The 'Fail' system in this game can be a bit harsh and demoralising for new gamers (and let's admit it - that's a lot of us, considering how new this genre is). If you hit one of the obstacles jsut before the checkpoint, you'll lose energy and fail automatically - this is compared to its cousins, Guitar Hero, where if you miss a couple of times, regardless of section, you can still try to fight your way back to the green while the crowd jeers at you.
Also, maybe it's just me not gaming enough on my iPhone, but there can be a steep learning curve when trying to play this game. As a guide, think of the two dotted lines in the track as fulcrums. If you keep your phone in the normal position, you'll be in the exact middle of those two dotted lines. Tilt slightly to one side, and you'll get on the dotted line. Tilt further, and you'll stray out and onto the outer lane. A bit like changing lanes on a highway, except you have to keep the phone tilted to stay in a lane.
Oh, one more complaint - This game has been in development for some time now, why are there so few music tracks to play with? Only 3 BEP tracks and a few downloadable Tiesto tracks? Where's the Gaga? Owl City? Come on! Bring them over from TTR!
Pricing: £1.79 in the UK as at posting. Downloadables approximately £0.59.
App Score: 4/5. If they had more tracks to play with, I would give 5/5.
Usage Frequency: Often - I'm hooked on this game!
App: Sleep Cycle
What it does: In 3 words: Glorified Alarm Clock. More specifically: It uses the accelerometer in the iPhone (apparently, not iPod touch compatible) to detect movements while you're asleep. Based on these movements, it interprets whether you're in your deep REM sleep, awake, or dreaming. When it senses that you're in your 'light sleep', it sounds the alarm.
This app will not suit everyone. You'll need to be able to put your iPhone on your bed, next to your head, and it should be charged unless you want a flat battery the next day. (oh, and if you have a Tempur bed, this app won't work.) And let's not even get into the radiation talk.
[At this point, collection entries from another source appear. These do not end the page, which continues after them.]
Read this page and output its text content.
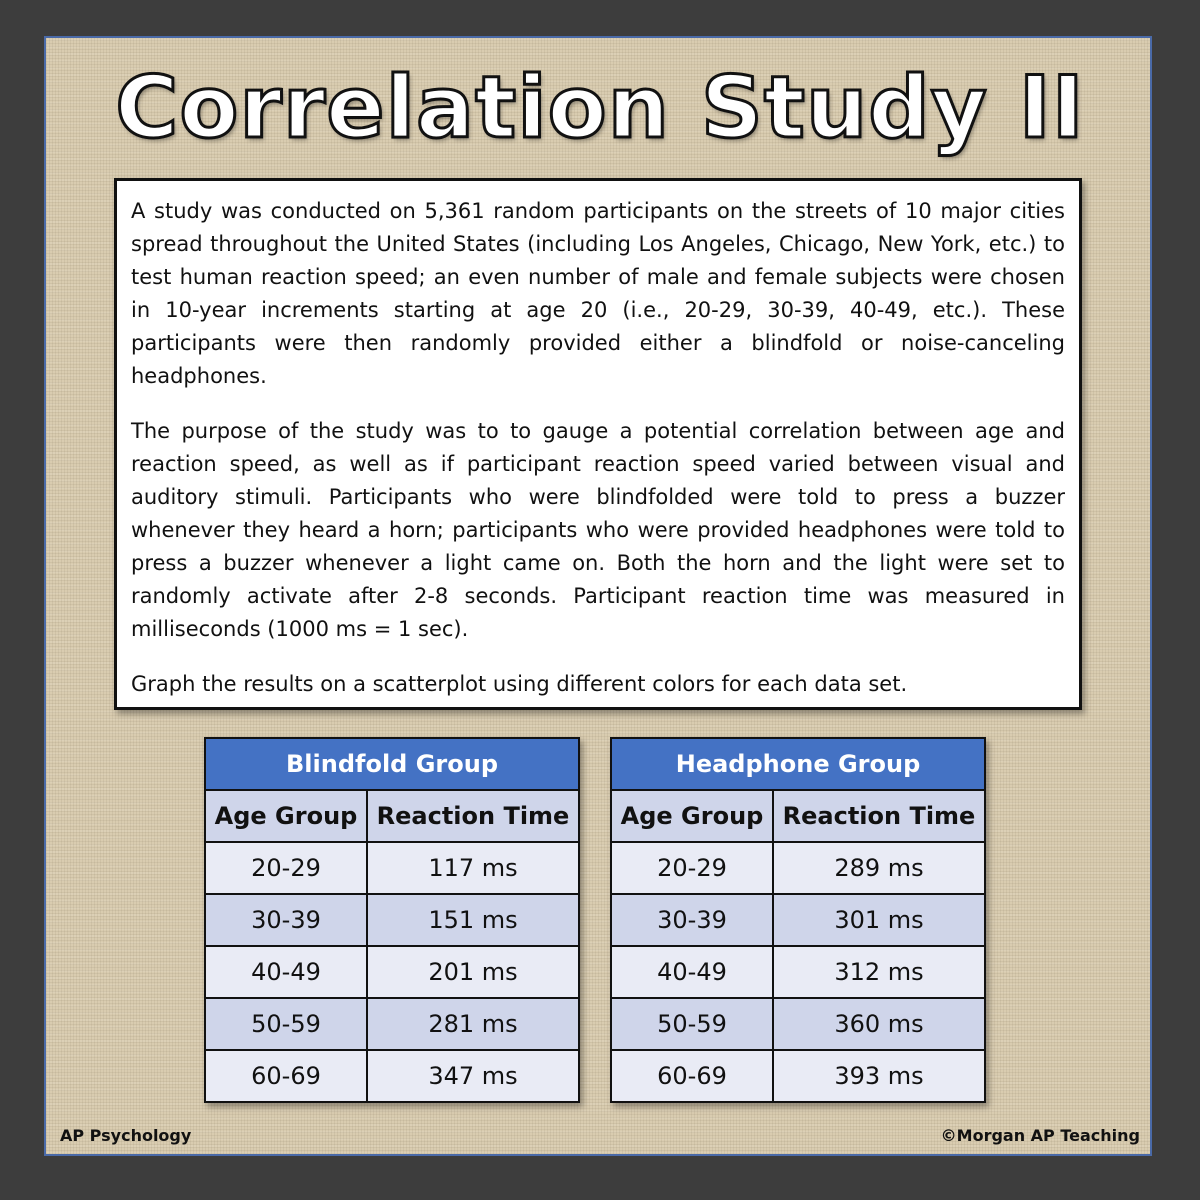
Correlation Study II

A study was conducted on 5,361 random participants on the streets of 10 major cities spread throughout the United States (including Los Angeles, Chicago, New York, etc.) to test human reaction speed; an even number of male and female subjects were chosen in 10-year increments starting at age 20 (i.e., 20-29, 30-39, 40-49, etc.). These participants were then randomly provided either a blindfold or noise-canceling headphones.

The purpose of the study was to to gauge a potential correlation between age and reaction speed, as well as if participant reaction speed varied between visual and auditory stimuli. Participants who were blindfolded were told to press a buzzer whenever they heard a horn; participants who were provided headphones were told to press a buzzer whenever a light came on. Both the horn and the light were set to randomly activate after 2-8 seconds. Participant reaction time was measured in milliseconds (1000 ms = 1 sec).

Graph the results on a scatterplot using different colors for each data set.

Blindfold Group	
Age Group	Reaction Time
20-29	117 ms
30-39	151 ms
40-49	201 ms
50-59	281 ms
60-69	347 ms
Headphone Group	
Age Group	Reaction Time
20-29	289 ms
30-39	301 ms
40-49	312 ms
50-59	360 ms
60-69	393 ms
AP Psychology	©Morgan AP Teaching
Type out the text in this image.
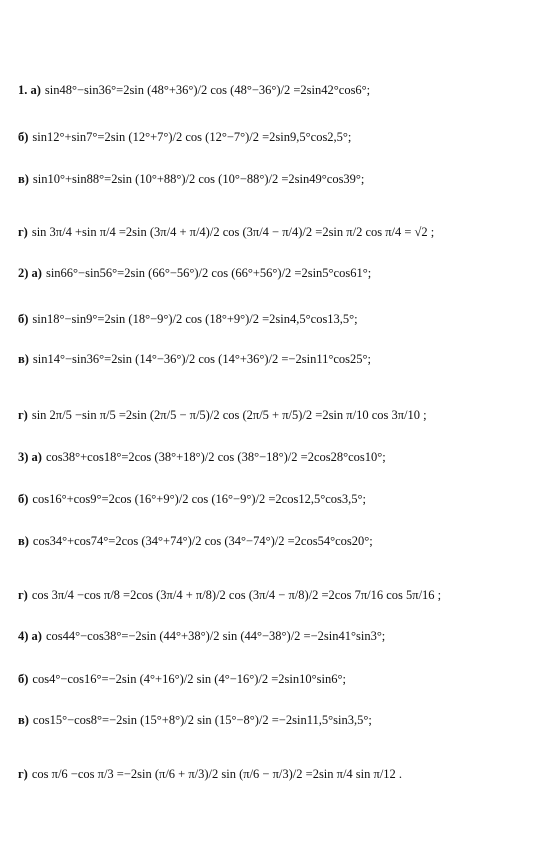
1. а) sin48°−sin36°=2sin (48°+36°)/2 cos (48°−36°)/2 =2sin42°cos6°;
б) sin12°+sin7°=2sin (12°+7°)/2 cos (12°−7°)/2 =2sin9,5°cos2,5°;
в) sin10°+sin88°=2sin (10°+88°)/2 cos (10°−88°)/2 =2sin49°cos39°;
г) sin 3π/4 +sin π/4 =2sin (3π/4 + π/4)/2 cos (3π/4 − π/4)/2 =2sin π/2 cos π/4 = √2 ;
2) а) sin66°−sin56°=2sin (66°−56°)/2 cos (66°+56°)/2 =2sin5°cos61°;
б) sin18°−sin9°=2sin (18°−9°)/2 cos (18°+9°)/2 =2sin4,5°cos13,5°;
в) sin14°−sin36°=2sin (14°−36°)/2 cos (14°+36°)/2 =−2sin11°cos25°;
г) sin 2π/5 −sin π/5 =2sin (2π/5 − π/5)/2 cos (2π/5 + π/5)/2 =2sin π/10 cos 3π/10 ;
3) а) cos38°+cos18°=2cos (38°+18°)/2 cos (38°−18°)/2 =2cos28°cos10°;
б) cos16°+cos9°=2cos (16°+9°)/2 cos (16°−9°)/2 =2cos12,5°cos3,5°;
в) cos34°+cos74°=2cos (34°+74°)/2 cos (34°−74°)/2 =2cos54°cos20°;
г) cos 3π/4 −cos π/8 =2cos (3π/4 + π/8)/2 cos (3π/4 − π/8)/2 =2cos 7π/16 cos 5π/16 ;
4) а) cos44°−cos38°=−2sin (44°+38°)/2 sin (44°−38°)/2 =−2sin41°sin3°;
б) cos4°−cos16°=−2sin (4°+16°)/2 sin (4°−16°)/2 =2sin10°sin6°;
в) cos15°−cos8°=−2sin (15°+8°)/2 sin (15°−8°)/2 =−2sin11,5°sin3,5°;
г) cos π/6 −cos π/3 =−2sin (π/6 + π/3)/2 sin (π/6 − π/3)/2 =2sin π/4 sin π/12 .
Also, maybe it's just me being pedantic, but this morning, the app woke me up at 7.26 - that's 19 minutes before the time I intended to wake up! I wanted a nice snooze after I saw the time, but no, the app asks for me to get off my lazy bum, even though I only had 5 hours sleep the night before.
Also, a bit TMI, much? Why do I need to see that I dream at 2-3am?
But I have to say, for someone who's a bit OCD like myself, this app is fascinating in the "I want to know everything even if it's dumb or inaccurate" sense. And from what I see, it appears to work on me.
Pricing: £0.59 (look out for the LexWare Labs AB one. That's the one I tested, so that's the only one I can tell you about.)
App Score: 4/5 - The radiation is a concern for me.
Usage Frequency: Nightly. I'm really interested in how this app works and analyzes my physiological patterns when I'm sleeping/about to sleep/getting up. Even though I'm exposing myself to even more radiation, on top of what my MacBook Pro emits.